Reputation: 17
I am trying to scrape the pricing information from these two websites: site1 and site2 I am using Python and packages BeautifulSoup and requests.
What I realized is that the pricing section is not available in the source code for both sites. So I am wondering how I can scrape the data.
Any advice would be appreciated.

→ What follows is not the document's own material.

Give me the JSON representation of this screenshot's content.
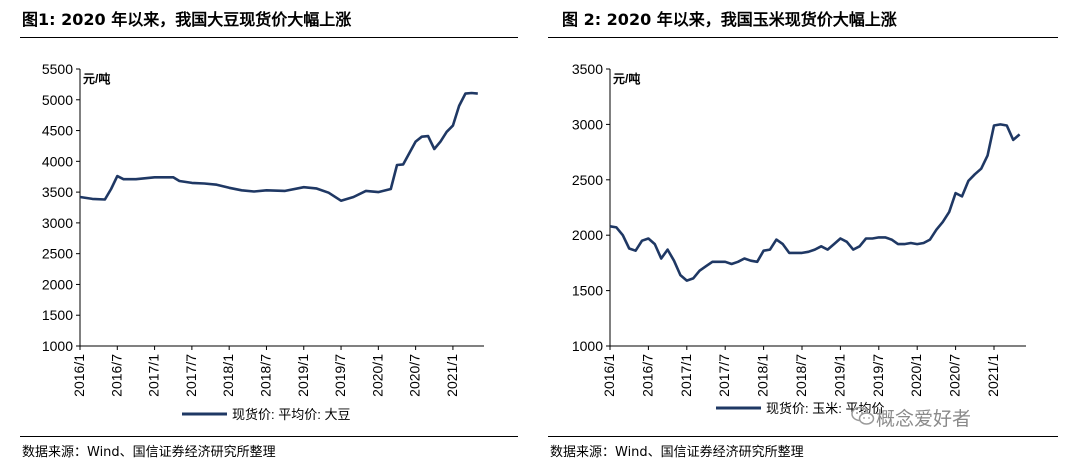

Thank you
Upvotes: 0
Views: 1153
Reputation: 474031
The problem is that first you need to select a country to see the prices.
In technical sense, you need to make a POST request to http://www.strem.com/catalog/index.php
to select a country, then you can get the prices:
from bs4 import BeautifulSoup
import requests
URL = "http://www.strem.com/catalog/v/29-6720/17/copper_1300746-79-5"

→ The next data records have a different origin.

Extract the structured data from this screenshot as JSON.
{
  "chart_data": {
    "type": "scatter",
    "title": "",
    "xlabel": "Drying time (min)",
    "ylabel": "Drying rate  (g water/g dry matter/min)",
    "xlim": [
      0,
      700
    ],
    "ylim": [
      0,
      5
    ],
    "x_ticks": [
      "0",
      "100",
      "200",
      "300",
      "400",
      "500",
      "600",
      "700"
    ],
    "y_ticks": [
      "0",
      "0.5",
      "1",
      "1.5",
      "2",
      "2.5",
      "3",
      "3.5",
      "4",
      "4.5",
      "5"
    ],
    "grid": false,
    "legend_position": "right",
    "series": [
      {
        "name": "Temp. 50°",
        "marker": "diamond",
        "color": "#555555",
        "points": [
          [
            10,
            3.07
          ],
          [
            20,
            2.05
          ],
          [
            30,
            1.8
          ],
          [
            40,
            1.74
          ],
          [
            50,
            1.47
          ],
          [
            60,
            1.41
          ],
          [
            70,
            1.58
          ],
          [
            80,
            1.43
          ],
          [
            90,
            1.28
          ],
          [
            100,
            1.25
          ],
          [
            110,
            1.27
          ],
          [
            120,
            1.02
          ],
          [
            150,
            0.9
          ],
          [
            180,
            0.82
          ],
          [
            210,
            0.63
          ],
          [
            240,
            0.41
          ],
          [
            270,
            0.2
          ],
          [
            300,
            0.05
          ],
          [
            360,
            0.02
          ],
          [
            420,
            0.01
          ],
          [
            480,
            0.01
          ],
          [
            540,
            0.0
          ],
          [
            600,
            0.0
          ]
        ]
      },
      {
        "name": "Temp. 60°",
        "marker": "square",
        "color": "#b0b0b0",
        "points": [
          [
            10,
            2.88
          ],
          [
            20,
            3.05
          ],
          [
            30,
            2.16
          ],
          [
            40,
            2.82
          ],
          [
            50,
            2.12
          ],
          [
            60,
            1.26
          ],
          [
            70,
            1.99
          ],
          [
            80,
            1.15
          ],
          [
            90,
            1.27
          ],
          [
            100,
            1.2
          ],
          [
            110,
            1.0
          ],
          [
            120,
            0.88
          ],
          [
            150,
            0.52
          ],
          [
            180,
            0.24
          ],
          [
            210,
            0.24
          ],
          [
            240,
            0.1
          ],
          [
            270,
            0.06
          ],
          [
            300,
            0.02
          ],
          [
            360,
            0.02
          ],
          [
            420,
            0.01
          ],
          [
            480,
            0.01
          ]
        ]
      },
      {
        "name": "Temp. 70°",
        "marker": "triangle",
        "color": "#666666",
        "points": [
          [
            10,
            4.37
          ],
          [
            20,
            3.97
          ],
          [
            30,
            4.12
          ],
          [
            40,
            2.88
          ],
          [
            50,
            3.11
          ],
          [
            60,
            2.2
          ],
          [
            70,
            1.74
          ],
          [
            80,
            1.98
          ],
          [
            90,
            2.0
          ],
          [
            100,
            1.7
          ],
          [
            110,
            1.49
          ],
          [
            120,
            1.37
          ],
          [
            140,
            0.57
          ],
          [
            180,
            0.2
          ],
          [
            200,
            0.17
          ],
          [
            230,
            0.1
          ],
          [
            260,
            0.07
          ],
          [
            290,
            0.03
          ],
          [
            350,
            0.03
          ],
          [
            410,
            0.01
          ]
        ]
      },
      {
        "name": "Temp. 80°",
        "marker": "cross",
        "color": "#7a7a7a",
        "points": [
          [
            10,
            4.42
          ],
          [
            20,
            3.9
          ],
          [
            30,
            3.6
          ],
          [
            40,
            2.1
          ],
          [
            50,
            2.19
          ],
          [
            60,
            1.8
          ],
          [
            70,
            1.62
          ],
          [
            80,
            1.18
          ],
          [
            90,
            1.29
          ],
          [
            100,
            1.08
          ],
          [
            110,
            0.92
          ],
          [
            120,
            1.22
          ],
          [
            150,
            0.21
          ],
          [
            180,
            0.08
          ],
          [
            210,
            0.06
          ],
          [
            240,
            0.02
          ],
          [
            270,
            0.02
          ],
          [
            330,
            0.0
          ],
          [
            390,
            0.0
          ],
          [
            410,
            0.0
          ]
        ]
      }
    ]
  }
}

session = requests.session()
p = session.post("http://www.strem.com/catalog/index.php", {'country': 'USA',
'page_function': 'select_country',
'item_id': '7211',
'group_id': '17'})
response = session.get(URL)
soup = BeautifulSoup(response.content)
print [td.text.strip() for td in soup.find_all('td', class_='price')]
This prints:
[u'US$85.00', u'US$285.00', u'US$1,282.00', u'US$3,333.00']
A more elegant solution would be to submit a form using mechanize
package:
import cookielib
from bs4 import BeautifulSoup
import mechanize
URL = "http://www.strem.com/catalog/v/29-6720/17/copper_1300746-79-5"
browser = mechanize.Browser()
cj = cookielib.LWPCookieJar()
browser.set_cookiejar(cj)
browser.open(URL)
browser.select_form(nr=1)
browser.form['country'] = ['USA']
browser.submit()
data = browser.response().read()
soup = BeautifulSoup(data)
print [td.text.strip() for td in soup.find_all('td', class_='price')]
Prints:
[u'US$85.00', u'US$285.00', u'US$1,282.00', u'US$3,333.00']
Upvotes: 2